Friedrich "Fritz" Alexander von Rüdiger (Фёдор Васильевич Ридигер; 1783 in Mittau – 11 June 1856 in Saint Petersburg) was a Baltic German military officer in service of the Russian Empire and a general of the Imperial Russian Army.

== Early life ==
Born in Mittau (now Jelgava), Courland to a family of local Baltic Germans, von Rüdiger graduated from a local college in Mittau and in 1799 he joined the Semenovsky Regiment of Life Guards. Throughout his career he served in a number of other units and occupied a number of posts, including Warrant Officer of the Sumy Hussar Regiment (1800) and adjutant to General Peter von der Pahlen (1801). During the Napoleonic Wars he took part in the Battle of Guttstadt-Deppen of 1806. Transferred to Grodno Hussar Regiment, he fought in Battle of Friedland of 1807. For his part in the war he was awarded the Order of St. Anna, 3rd Class.
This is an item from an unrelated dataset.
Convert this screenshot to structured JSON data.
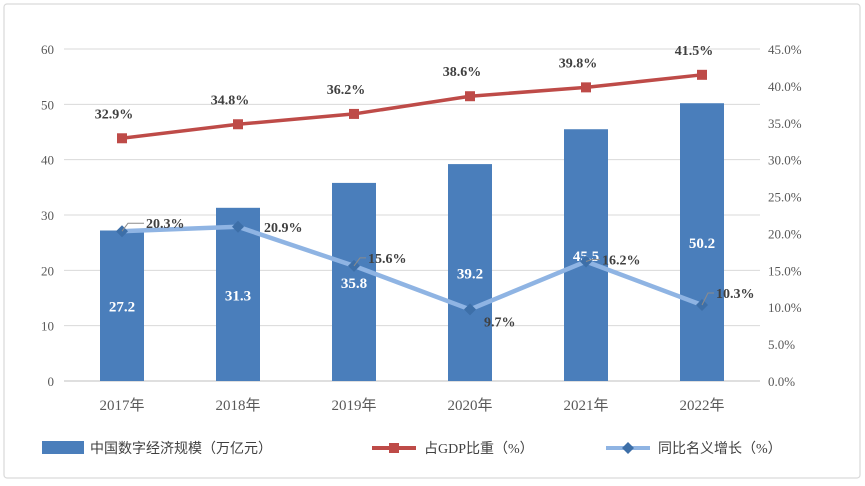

Following the Treaties of Tilsit he took part in the Finnish War. Promoted to the rank of Major on 23 October 1807, he took part in the capture of Björneborg and Tavastehus. He led a small detachment pursuing the Swedish army all the way to the city of Vaasa and captured it, for which he received the Order of St. Vladimir, 4th class. Until 1812 he commanded the nascent Russian Coast Guard units between Pernau and Revel on the Baltic Sea coast.

== Franco-Russian War ==
During the French invasion of Russia he was recalled to active duty. Initially a staff officer of General Peter Wittgenstein, on 4 June 1812 he managed to take French General Antoine-Louis Decrest de Saint-Germain captive, for which he was promoted to the rank of Colonel soon afterwards. He fought in the Battle of Klyastitsy and, as one of the commanding officers of Russian Front Guard, in the First and Second Battle of Polotsk. For his role in the early battles of the war he was awarded the Order of St. Vladimir, Order of St. Anna (2nd Class) and the Order of St. George (3rd Class).
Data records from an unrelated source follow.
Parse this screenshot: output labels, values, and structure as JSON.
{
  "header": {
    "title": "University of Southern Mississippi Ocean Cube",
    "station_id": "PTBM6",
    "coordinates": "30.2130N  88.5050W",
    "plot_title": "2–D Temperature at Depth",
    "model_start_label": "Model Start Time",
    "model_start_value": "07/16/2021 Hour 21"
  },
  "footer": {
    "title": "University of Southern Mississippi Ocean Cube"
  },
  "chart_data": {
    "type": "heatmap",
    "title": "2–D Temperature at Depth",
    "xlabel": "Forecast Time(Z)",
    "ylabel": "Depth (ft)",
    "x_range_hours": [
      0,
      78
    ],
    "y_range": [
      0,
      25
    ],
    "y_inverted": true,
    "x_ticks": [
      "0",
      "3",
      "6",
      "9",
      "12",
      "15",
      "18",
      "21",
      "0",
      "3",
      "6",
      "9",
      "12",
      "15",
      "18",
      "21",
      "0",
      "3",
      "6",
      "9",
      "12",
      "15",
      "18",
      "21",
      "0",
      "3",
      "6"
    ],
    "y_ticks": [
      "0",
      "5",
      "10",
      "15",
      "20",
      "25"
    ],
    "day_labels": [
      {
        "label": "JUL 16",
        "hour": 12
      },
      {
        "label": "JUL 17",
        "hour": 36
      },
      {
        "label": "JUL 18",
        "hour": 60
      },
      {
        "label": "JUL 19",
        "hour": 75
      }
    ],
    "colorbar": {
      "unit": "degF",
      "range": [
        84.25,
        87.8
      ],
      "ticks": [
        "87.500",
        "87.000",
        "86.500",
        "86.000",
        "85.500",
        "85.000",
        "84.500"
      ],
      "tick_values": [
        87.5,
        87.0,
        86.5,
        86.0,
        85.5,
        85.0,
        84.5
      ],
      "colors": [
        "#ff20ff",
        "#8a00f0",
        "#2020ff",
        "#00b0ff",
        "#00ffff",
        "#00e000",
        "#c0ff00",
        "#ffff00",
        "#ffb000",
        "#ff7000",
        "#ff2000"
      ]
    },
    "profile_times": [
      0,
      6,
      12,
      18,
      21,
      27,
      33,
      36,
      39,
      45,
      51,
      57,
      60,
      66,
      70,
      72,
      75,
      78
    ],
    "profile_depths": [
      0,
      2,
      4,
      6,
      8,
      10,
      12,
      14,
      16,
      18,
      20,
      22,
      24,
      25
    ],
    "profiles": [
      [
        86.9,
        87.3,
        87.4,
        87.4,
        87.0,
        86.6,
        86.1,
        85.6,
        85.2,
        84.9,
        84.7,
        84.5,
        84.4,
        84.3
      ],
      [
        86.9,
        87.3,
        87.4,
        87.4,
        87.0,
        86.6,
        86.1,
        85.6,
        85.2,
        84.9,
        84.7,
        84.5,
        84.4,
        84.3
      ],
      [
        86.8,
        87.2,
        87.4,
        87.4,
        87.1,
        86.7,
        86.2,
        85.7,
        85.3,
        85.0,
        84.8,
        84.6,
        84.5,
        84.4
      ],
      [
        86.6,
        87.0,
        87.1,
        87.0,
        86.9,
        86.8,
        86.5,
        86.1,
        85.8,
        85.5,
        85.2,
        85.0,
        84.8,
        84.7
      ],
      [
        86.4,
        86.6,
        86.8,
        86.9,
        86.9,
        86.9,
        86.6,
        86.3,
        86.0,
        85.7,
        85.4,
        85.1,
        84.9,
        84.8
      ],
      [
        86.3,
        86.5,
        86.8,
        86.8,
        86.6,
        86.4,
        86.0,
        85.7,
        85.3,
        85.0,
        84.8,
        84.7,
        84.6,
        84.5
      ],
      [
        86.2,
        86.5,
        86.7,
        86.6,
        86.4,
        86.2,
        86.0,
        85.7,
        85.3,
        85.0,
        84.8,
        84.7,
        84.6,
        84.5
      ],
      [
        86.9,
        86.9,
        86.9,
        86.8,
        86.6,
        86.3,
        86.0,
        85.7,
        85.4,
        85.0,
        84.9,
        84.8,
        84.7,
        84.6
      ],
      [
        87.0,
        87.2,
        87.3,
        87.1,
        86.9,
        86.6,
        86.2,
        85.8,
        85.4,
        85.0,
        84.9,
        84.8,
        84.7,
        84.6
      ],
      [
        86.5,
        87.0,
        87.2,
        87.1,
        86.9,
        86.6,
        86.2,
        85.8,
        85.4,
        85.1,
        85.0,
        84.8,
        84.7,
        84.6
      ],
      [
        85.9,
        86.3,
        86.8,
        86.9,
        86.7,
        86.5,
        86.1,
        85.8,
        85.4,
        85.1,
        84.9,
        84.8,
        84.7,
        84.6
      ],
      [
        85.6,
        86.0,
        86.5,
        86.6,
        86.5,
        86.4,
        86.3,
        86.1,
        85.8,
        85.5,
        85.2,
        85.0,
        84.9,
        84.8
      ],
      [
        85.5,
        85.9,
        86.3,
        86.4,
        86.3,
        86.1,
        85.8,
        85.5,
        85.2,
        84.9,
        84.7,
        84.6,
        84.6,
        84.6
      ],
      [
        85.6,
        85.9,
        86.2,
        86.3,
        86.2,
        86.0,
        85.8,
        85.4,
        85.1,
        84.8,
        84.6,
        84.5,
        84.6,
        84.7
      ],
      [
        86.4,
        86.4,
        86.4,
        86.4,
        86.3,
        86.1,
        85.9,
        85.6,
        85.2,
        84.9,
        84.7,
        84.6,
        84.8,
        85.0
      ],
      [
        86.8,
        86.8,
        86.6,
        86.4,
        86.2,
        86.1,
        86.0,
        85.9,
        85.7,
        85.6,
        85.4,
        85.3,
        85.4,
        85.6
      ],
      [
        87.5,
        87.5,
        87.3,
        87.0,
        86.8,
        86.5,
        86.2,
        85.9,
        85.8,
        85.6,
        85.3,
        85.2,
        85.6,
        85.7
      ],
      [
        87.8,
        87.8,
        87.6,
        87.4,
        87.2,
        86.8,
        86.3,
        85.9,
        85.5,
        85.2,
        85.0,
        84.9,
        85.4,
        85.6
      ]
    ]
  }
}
After the Battle of Chashniki he was promoted to the rank of Major General and became the commanding officer of the Grodno Hussar Regiment. Together with his unit he took part in the bloody Battle of Berezina and captured the city of Vilna.

==Later life==
During the Hungarian Revolution of 1848, Rüdiger took part in the Russian intervention which helped defeat the rebellion, and he was the Russian signatory of the instrument of Surrender at Világos.